Parangtritis Beach is the easiest to access from Yogyakarta - the road is good, straight, and served by regular buses. It is also the mist popular, and therefore, the most developed of the lot. Peddlers sell coffee and snacks, families stroll on the sand, surfers ride the mighty waves, weather permitting, but there is more to it than idle vacationing. The beach and a tidal cave immediately east of it are dedicated to Nyi Roro Kidul, the Queen of the South Seas, a beautiful, yet dangerous marine goddess. Nyi Roro Kidul is the protector of Yogyakarta Sultanate, bound in spiritual marriage to the royal dynasty of Jogja, but violent storms and the occasional tsunami devastating the coast are her responsibility as well. Get to the eastern edge of the beach, hike up a cliff. At the end of the trail, a set of rickety wooden ladders will take you above the hammering tide and sharp rocks, on a near-suicidal climb, to a small cave. This is Goa Langse, the abode of Nyi Roro Kidul, with a worn stone inside serving as an altar. Sometimes a few solemnly dressed Javanese men can be seen meditating in its mouth, or an old pilgrim, barely able to walk, will scramble over the ladders to pray to the goddess. If you choose to come, be sure to show respect.

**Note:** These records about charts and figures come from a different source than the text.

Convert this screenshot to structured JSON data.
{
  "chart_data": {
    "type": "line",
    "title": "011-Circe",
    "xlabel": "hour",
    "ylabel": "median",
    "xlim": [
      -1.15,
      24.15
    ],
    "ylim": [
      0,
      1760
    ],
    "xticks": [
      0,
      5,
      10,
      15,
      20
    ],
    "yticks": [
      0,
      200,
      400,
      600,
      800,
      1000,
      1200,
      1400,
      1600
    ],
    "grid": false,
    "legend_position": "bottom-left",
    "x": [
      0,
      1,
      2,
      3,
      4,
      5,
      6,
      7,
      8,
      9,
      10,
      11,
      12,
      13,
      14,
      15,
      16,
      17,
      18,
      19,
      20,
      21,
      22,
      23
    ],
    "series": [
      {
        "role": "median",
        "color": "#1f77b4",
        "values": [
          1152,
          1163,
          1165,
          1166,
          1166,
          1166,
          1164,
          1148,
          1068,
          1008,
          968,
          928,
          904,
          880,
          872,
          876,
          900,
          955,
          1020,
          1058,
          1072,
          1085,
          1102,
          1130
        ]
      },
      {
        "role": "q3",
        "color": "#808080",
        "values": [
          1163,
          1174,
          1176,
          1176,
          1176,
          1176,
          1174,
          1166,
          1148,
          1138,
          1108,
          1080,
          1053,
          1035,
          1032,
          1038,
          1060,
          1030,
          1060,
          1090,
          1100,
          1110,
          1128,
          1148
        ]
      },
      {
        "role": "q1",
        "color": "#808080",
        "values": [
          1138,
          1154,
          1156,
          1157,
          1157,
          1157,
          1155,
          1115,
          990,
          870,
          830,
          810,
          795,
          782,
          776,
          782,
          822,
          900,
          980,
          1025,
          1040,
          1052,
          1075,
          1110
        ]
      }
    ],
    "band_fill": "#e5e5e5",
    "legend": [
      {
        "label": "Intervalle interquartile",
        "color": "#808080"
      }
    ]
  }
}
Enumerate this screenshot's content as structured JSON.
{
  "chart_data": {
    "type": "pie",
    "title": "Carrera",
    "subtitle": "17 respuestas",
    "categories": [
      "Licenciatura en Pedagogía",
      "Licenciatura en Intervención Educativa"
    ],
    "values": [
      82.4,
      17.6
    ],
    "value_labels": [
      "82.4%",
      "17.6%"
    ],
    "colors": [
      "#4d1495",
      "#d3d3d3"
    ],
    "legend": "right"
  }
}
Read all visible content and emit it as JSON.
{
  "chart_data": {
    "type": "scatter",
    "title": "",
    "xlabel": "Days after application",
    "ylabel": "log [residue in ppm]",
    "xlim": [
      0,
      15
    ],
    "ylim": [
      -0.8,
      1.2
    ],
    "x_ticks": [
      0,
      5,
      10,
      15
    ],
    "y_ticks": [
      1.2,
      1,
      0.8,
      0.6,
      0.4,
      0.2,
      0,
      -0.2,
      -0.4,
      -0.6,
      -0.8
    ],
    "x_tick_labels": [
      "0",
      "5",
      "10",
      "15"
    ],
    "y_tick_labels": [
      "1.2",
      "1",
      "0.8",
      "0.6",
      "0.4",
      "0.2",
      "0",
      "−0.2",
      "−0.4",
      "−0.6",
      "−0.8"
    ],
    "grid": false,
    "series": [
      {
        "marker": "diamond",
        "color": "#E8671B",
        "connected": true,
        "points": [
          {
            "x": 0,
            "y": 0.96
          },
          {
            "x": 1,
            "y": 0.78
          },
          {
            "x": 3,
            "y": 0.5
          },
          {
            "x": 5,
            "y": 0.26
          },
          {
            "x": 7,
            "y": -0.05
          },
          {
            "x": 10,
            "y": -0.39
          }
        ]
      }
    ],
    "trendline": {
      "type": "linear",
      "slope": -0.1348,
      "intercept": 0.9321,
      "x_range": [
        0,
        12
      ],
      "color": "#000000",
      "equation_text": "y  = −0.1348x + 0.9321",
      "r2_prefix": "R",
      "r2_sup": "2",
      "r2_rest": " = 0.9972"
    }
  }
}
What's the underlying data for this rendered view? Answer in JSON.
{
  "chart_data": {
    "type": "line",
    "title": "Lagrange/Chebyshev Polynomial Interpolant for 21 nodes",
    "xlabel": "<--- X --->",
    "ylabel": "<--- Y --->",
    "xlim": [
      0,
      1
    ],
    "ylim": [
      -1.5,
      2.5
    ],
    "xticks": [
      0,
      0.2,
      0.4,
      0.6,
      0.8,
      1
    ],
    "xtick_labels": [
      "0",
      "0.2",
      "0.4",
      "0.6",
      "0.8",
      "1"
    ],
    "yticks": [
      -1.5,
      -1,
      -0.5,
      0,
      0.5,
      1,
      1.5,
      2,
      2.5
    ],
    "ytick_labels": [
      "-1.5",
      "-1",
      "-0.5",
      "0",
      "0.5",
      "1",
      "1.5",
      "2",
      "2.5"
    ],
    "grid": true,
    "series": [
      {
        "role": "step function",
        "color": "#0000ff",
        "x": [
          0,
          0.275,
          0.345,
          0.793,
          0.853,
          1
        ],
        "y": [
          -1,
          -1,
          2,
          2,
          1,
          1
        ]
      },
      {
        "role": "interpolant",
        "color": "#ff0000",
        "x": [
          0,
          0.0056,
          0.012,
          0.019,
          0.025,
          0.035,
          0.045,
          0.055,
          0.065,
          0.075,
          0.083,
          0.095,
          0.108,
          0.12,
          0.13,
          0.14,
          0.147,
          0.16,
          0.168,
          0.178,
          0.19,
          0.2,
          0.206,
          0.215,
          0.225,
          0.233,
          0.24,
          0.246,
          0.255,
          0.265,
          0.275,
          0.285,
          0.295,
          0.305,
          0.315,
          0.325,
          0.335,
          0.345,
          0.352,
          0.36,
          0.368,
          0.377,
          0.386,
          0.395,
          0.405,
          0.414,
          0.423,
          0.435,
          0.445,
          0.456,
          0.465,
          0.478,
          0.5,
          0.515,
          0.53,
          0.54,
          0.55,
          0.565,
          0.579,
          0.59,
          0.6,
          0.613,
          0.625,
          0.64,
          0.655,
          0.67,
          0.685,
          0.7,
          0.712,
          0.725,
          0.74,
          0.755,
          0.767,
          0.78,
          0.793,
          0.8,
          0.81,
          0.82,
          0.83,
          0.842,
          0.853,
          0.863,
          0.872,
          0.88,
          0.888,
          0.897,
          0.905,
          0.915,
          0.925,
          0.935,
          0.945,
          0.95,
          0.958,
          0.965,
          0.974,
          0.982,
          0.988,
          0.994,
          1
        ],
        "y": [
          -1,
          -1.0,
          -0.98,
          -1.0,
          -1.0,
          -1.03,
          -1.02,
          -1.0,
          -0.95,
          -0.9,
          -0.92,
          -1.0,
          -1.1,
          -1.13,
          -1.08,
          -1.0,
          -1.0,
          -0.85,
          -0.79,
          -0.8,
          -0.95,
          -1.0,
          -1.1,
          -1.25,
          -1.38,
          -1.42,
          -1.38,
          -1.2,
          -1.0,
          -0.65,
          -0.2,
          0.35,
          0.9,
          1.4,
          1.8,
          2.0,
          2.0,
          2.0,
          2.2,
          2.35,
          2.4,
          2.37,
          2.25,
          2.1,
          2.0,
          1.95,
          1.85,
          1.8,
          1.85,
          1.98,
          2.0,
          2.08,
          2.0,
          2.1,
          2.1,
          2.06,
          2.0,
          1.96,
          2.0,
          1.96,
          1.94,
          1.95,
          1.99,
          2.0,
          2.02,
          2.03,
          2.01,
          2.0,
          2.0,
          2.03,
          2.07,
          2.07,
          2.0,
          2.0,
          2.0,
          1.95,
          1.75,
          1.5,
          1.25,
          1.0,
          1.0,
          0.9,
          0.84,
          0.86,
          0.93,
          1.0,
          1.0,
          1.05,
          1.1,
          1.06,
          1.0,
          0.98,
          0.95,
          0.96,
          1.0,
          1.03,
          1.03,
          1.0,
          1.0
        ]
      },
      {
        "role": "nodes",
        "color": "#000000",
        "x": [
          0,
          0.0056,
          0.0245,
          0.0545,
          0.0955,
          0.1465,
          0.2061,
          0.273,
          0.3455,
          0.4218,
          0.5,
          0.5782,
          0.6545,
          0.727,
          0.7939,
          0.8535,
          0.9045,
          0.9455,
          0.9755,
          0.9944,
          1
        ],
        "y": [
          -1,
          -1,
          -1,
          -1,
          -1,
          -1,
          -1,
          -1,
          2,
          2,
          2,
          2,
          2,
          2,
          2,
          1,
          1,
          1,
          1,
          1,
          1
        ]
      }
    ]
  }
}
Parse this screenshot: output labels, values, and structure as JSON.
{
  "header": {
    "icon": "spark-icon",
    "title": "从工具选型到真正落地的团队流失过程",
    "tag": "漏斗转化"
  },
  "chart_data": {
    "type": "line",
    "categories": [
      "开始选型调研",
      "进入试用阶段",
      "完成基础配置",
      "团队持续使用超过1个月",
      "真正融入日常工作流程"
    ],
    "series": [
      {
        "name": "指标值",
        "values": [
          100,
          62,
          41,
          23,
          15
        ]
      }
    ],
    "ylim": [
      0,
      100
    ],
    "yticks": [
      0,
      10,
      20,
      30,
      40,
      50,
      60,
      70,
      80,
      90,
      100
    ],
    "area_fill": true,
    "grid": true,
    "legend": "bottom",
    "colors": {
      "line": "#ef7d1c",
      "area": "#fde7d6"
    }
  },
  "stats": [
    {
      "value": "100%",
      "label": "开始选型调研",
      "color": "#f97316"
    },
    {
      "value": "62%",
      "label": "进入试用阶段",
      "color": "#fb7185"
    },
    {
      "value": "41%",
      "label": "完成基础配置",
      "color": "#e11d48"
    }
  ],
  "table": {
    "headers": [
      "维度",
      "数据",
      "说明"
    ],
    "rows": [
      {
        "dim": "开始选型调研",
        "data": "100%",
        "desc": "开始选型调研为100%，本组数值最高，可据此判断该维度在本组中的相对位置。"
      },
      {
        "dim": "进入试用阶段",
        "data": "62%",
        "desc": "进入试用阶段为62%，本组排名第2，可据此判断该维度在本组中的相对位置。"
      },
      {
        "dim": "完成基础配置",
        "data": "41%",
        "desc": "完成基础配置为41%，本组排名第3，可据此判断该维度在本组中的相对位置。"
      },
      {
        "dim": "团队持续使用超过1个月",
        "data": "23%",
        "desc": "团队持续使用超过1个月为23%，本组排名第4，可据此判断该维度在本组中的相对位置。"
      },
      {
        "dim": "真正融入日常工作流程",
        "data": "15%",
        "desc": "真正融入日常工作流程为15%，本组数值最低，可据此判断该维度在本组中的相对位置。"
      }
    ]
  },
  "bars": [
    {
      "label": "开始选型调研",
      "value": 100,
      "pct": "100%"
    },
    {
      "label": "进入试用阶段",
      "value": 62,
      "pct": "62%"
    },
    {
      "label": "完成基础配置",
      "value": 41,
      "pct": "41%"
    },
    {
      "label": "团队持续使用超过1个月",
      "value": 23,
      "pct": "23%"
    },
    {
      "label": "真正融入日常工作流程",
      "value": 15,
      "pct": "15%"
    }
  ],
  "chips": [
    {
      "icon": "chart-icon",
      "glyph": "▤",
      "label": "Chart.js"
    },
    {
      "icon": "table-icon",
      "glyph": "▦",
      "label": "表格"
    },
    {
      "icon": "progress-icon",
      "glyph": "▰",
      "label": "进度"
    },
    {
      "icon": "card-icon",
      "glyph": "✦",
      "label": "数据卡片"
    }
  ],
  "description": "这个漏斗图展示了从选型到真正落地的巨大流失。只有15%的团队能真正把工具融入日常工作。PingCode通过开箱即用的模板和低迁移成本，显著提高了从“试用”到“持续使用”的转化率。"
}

In a country that runs predominantly on magic, ancient goddesses should not be taken lightly, even if they are of human origin. Nyi Roro Kidul, as the prevailing legend goes, used to be a princess, the only child of a great king. Her mother died in childbirth, and since a girl could not inherit the throne, the king was forced to re-marry. The new queen was cunning and vicious. Once she got pregnant, hopefully with a male child, she threatened her husband to run away unless he banished his daughter. Reluctantly, the king complied, and to finalize her triumph, the evil stepmother hired a witch to curse the evicted princess with leprosy. Sick and disfigured, the girl wandered the roads of Java until an itinerant sage gave her bizarre advice: "You say your life is ruined? There is no hope? You are thinking of jumping off a cliff into the hungry, roaring ocean? Well, you are right, do so." And so, she did. But after the violent death, she had become a deity, praised and obeyed by the legions of marine demons. Her beauty had been restored, and she has been ruling the sea ever after. Dare not to appear on the southern beaches of Java wearing green (for green is her color), and she may take it for a request to be admitted into her unstable, chilly, wet kingdom, perhaps as a refugee from earthly sorrows, just like herself. Who knows, maybe it is a better fate than mere human existence? But unless you actually believe so - take care. You have been warned.
Other beaches near Yogyakarta may be less mysterious, but quite possibly even more attractive visually. Pantai Jogan includes a waterfall dropping into the sea. Unfortunately, bamboo scaffolds, walkways and silly "instagrammable" heart-shaped frames have been built all around it. For natural views of a similar kind, head to Pantai Siung - Banyu Tibo waterfall nearby is larger and still more or less untouched. Pantai Timang is famous for a passenger pulley connecting it to a small island just offshore, a sea rock, essentially. A ride in a metal basket suspended over the massive crashing waves is not for the faint-hearted. A number of spots nearby have recently been equipped with similar devices, trying to steal Timang's success. Prices differ, but generally, this adventure never comes too cheap. More beaches in little rocky coves can be discovered in between, inevitably offering great marine vistas, but none are suitable for swimming - the realm of Nyi Roro Kidul does not welcome short-term visitors, only immigrants.